Joe Goode demonstrates how depictions of the sublime can speak to contentious American issues ranging from environmental vandalism to the Second Amendment. CAM’s presentation repositions Goode’s critical importance through an in-depth investigation of his concept of beauty through destruction as intrinsically tied to a Midwestern regional sensibility—milk bottles, big sky, tornadoes, and shot guns, for example—that has never before been explored in depth. In conjunction with the exhibition, CAM will publish a catalog on the artist’s work with an exhibition history and bibliography, a foreword by CAM Executive Director Lisa Melandri, and critical essays by Chief Curator Jeffrey Uslip and art historian Thomas Crow.

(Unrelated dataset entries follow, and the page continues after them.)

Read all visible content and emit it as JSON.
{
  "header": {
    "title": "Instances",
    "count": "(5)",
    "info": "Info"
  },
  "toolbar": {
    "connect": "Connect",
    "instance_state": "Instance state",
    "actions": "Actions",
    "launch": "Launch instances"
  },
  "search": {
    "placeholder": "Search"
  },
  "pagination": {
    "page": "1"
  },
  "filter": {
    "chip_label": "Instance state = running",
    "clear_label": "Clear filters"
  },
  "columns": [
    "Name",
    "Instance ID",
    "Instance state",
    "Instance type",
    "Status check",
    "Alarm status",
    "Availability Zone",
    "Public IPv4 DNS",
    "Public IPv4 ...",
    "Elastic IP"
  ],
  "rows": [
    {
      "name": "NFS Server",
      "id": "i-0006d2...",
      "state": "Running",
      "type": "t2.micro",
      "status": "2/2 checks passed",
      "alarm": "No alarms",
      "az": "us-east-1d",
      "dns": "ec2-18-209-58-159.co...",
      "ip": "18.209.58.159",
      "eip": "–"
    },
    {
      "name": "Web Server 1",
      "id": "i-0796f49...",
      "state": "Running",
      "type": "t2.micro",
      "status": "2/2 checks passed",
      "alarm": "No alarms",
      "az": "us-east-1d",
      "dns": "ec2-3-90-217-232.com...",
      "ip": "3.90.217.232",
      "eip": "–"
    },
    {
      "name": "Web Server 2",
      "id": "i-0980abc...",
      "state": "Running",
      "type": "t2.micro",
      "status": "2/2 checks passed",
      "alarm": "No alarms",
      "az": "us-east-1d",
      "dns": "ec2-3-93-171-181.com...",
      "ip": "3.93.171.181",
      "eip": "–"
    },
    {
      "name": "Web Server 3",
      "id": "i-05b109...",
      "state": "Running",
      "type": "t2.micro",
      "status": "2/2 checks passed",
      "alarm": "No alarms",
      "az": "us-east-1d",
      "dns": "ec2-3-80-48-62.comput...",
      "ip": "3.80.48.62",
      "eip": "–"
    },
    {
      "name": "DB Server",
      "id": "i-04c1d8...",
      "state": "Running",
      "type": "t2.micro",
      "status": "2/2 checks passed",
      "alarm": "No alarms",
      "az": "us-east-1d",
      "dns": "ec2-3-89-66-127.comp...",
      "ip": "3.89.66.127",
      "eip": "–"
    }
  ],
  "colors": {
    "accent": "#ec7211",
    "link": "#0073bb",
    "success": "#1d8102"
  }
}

Joe Goode (b. 1937, Oklahoma City, Oklahoma) lives and works in Los Angeles. Recent solo exhibitions have been held at Kohn Gallery, Los Angeles (2014); Texas Gallery, Houston (2002, 2004, 2010, 2012); Franklin Parrasch Gallery, New York (2009); and Manny Silverman Gallery, Los Angeles (2001, 2005). Goode’s work is included in numerous major museum collections, including the Saint Louis Art Museum; the Art Institute of Chicago; the Minneapolis Institute of Arts; the Victoria and Albert Museum; the Smithsonian Institution; the Museum of Contemporary Art, Los Angeles; the Los Angeles County Museum of Art; the Whitney Museum of American Art; and the Museum of Modern Art, New York.
Joe Goode is organized for the Contemporary Art Museum St. Louis by Jeffrey Uslip, Chief Curator.